La soglia di povertà relativa, per una famiglia di due componenti, è pari a 1.011,03 euro. La povertà assoluta aumenta tra le famiglie con la persona fonte di reddito ritirata dal lavoro (dal 4,7% al 5,4%), soprattutto se non ci sono redditi da lavoro e almeno un componente è alla ricerca di occupazione (dall'8,5% al 16,5%).
Nel nostro Paese vivono più di 8 milioni di poveri "relativi" e quasi 3 milioni e mezzo di poveri "assoluti". Lo dice l'Istat. Per distinguere i poveri da coloro che poveri non sono si definiscono i bisogni considerati essenziali e le risorse che occorrono per soddisfarli al minimo. Chi non dispone di questo minimo, viene automaticamente annoverato tra le persone povere dai congegni statistici. I bisogni più spesso indicati come imprescindibili sono l'alimentazione, l'alloggio, la salute, l'igiene, il vestiario e - sottovalutandone l'importanza - solo a volte si aggiunge anche la vita di relazione.
Il concetto di povertà assoluta. L'operazione necessaria per definire il livello di povertà si completa con un elenco di consumi, messi in relazione con i prezzi di mercato e alla somma di denaro necessaria per soddisfarli. E' così che si ottiene la soglia di reddito minimo, la linea di demarcazione della povertà, il cui carattere "assoluto" è dunque conesso con i bisogni primari delle persone: il minimo necessario per nutrirsi, la possibilità di disporre di beni e servizi essenziali. Si tratta così di un concetto che non ha nessuna relazione con le condizioni di vita che prevalgono in un determinato contesto sociale.
Il pensionato sociale e il campesinos boliviano.

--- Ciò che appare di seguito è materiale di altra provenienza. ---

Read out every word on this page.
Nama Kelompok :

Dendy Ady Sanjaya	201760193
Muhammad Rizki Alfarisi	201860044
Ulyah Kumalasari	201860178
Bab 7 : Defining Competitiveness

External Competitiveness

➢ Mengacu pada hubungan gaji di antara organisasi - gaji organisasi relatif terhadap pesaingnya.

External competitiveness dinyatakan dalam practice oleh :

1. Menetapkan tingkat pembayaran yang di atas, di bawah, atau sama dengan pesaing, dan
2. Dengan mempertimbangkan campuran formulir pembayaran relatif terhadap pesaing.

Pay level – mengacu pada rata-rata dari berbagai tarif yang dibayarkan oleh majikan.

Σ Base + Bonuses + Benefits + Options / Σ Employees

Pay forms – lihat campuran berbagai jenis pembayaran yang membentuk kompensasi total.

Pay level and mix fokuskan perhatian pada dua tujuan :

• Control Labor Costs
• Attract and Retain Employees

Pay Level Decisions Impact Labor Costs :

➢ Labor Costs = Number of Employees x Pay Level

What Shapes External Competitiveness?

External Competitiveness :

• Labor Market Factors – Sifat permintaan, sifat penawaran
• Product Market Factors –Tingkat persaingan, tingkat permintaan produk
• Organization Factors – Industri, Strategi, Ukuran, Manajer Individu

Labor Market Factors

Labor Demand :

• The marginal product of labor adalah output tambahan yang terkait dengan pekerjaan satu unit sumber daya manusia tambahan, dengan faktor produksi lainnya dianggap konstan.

La misura della povertà relativa e della sua progressiva diffusione, altro non è che la misura dell'aumento della disuguaglianza. In un paese povero, con tassi di disuguaglianza bassi, si registrerà un livello di povertà ridotto, per la semplice ragione che quasi tutta la popolazione vive in condizioni sostanzialmente uguali. Al contrario, in un paese come il nostro, sempre più stratificato da fasce sociali progressivamente più diseguali, non potrà che registrare livelli di povertà più alti. Un anziano italiano con la pensione sociale ha un reddito certamente superiore ad un campesinos boliviano. Tuttavia, non va dimenticato che quel pensionato deve fare i conti con il fatto di vivere nell'Italia di oggi, dove il tenore medio - sebbene in vistoso calo - non è paragonabile con quello medio dei campesinos boliviani.
I numeri dll'Istat. Nel 2011, l'11,1% delle famiglie è relativamente povero (per un totale di 8.173 mila persone) e il 5,2% lo è in termini assoluti (3.415 mila). La soglia di povertà relativa, per una famiglia di due componenti, è pari a 1.011,03 euro. Lo rileva l'Istat. La sostanziale stabilità della povertà relativa rispetto all'anno precedente deriva dal peggioramento del fenomeno per le famiglie in cui non vi sono redditi da lavoro o vi sono operai, compensato dalla diminuzione della povertà tra le famiglie di dirigenti/impiegati.
L'incidenza della povertà relavita. In particolare, l'incidenza della povertà relativa aumenta dal 40,2% al 50,7% per le famiglie senza occupati nè ritirati dal lavoro e dall'8,3% al 9,6% per le famiglie con tutti i componenti ritirati dal lavoro, essenzialmente anziani soli e in coppia. Tra quest'ultime aumenta anche l'incidenza di povertà assoluta (dal 4,5% al 5,5%). La povertà assoluta aumenta tra le famiglie con persona di riferimento ritirata dal lavoro (dal 4,7% al 5,4%), soprattutto se non ci sono redditi da lavoro e almeno un componente è alla ricerca di occupazione (dall'8,5% al 16,5%).
I dettagli territoriali. Osservando il fenomeno con un maggior dettaglio territoriale, la provincia di Trento (3,4%), la Lombardia (4,2%), la Valle d'Aosta e il Veneto (4,3%) presentano i valori più bassi dell'incidenza di poverta'. Si collocano su valori dell'incidenza di povertà inferiori al 6% la Toscana, l'Emilia Romagna e le Marche (5,2%), il Friuli Venezia Giulia (5,4%) e il Piemonte (5,9%). Lo rileva l'Istat. Ad eccezione dell'Abruzzo, dove il valore dell'incidenza di povertà non è statisticamente diverso dalla media nazionale, in tutte le altre regioni del Mezzogiorno la povertà è più diffusa rispetto al resto del Paese. Le situazioni più gravi si osservano tra le famiglie residenti in Sicilia (27,3%) e Calabria (26,2%), dove sono povere oltre un quarto delle famiglie.